Incorrect Heap Comparison Priority

The heap must prioritize by processing time first, then by original index for ties. Reversing this order or forgetting the tiebreaker causes incorrect task selection when multiple tasks have the same processing time.

Integer Overflow in Time Calculation

When summing processing times, the cumulative time can exceed the 32-bit integer range for large inputs. Using a long or 64-bit integer for the time variable prevents overflow errors that lead to incorrect task availability checks.

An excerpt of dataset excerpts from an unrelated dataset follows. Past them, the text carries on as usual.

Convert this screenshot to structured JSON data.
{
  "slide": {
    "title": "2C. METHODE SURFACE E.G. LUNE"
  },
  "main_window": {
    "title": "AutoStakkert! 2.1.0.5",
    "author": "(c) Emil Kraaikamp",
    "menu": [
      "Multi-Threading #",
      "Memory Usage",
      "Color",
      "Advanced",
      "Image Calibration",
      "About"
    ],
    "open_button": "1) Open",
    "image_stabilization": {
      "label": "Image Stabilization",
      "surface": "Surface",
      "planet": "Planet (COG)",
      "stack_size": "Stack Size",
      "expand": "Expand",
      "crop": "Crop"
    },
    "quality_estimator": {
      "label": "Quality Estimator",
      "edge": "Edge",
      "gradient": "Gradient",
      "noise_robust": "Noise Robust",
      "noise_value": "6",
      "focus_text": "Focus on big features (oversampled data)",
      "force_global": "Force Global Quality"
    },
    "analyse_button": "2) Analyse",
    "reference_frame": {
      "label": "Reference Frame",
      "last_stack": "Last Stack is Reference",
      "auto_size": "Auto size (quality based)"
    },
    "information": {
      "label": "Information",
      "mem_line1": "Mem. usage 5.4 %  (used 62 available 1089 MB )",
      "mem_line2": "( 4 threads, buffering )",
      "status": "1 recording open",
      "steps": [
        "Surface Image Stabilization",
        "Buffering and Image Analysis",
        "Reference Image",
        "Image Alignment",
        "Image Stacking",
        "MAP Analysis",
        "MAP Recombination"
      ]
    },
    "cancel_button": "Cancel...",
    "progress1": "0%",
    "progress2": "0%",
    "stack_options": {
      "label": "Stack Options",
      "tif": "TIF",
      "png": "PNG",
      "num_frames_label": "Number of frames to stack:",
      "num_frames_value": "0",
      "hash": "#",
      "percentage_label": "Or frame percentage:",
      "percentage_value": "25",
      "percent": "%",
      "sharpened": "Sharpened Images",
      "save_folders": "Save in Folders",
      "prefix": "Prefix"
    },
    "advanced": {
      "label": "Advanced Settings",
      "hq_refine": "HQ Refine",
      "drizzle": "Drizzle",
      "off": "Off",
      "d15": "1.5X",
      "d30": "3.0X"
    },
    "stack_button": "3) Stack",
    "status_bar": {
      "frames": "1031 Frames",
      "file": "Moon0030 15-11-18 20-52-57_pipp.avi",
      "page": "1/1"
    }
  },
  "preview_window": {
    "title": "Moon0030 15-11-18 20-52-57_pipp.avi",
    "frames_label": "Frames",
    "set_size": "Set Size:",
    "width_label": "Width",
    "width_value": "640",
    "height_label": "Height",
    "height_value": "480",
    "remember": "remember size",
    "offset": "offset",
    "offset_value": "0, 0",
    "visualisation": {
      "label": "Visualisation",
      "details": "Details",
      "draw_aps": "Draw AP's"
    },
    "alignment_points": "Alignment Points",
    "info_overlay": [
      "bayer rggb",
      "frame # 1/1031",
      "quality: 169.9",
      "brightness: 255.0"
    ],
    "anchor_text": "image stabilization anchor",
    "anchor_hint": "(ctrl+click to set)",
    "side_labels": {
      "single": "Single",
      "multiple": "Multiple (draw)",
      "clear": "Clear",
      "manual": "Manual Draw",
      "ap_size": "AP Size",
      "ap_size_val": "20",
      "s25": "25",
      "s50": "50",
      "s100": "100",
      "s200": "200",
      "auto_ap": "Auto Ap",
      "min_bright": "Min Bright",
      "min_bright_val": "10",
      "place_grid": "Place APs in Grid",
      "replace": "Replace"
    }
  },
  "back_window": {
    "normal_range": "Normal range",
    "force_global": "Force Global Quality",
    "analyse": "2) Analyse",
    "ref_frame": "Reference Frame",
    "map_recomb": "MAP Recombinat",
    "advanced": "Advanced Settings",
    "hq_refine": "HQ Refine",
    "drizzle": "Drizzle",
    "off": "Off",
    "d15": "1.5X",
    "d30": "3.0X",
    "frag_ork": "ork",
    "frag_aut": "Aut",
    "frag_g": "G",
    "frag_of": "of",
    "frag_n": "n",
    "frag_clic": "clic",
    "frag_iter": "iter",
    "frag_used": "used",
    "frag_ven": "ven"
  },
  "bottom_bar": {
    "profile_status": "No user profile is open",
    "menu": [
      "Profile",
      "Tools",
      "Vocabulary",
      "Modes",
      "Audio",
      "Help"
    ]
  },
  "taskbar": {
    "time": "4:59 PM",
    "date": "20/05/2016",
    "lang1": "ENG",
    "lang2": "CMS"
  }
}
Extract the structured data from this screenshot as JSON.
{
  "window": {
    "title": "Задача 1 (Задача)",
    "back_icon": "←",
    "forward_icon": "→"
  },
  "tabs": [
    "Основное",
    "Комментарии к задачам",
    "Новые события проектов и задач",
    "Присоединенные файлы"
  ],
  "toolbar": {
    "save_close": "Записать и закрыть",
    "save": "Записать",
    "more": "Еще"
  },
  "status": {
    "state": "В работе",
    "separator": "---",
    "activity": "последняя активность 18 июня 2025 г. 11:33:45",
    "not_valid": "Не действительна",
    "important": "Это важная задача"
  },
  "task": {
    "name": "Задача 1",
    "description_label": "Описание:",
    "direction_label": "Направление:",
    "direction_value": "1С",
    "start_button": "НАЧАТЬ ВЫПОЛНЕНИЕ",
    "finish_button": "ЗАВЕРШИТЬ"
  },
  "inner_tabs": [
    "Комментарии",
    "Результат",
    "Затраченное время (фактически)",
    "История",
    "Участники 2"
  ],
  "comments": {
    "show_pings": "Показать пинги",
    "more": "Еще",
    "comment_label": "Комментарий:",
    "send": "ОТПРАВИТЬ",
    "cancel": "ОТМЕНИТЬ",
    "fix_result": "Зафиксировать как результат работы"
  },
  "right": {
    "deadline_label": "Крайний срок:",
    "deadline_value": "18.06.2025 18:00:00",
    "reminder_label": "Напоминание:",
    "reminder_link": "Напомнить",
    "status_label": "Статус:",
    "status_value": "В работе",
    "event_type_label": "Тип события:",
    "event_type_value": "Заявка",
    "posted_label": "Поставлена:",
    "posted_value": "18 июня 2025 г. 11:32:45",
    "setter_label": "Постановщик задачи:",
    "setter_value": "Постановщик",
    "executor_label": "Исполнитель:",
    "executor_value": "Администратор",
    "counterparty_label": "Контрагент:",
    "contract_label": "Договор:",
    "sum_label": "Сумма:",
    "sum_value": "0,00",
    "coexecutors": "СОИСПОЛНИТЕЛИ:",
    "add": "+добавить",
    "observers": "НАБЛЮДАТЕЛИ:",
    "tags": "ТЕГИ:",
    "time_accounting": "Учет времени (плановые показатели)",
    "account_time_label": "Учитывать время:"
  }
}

Not Handling CPU Idle Time

When no tasks are available in the heap but tasks remain pending, the CPU must jump forward in time to the next task's enqueue time. Forgetting this case causes an infinite loop or incorrect scheduling when there are gaps between task arrivals.

Inefficient Available Task Selection

Using a list and sorting it each iteration instead of a proper min-heap results in $O(n^2 \log n)$ time complexity. The heap data structure is essential for efficiently selecting the minimum processing time task in $O(\log n)$ time.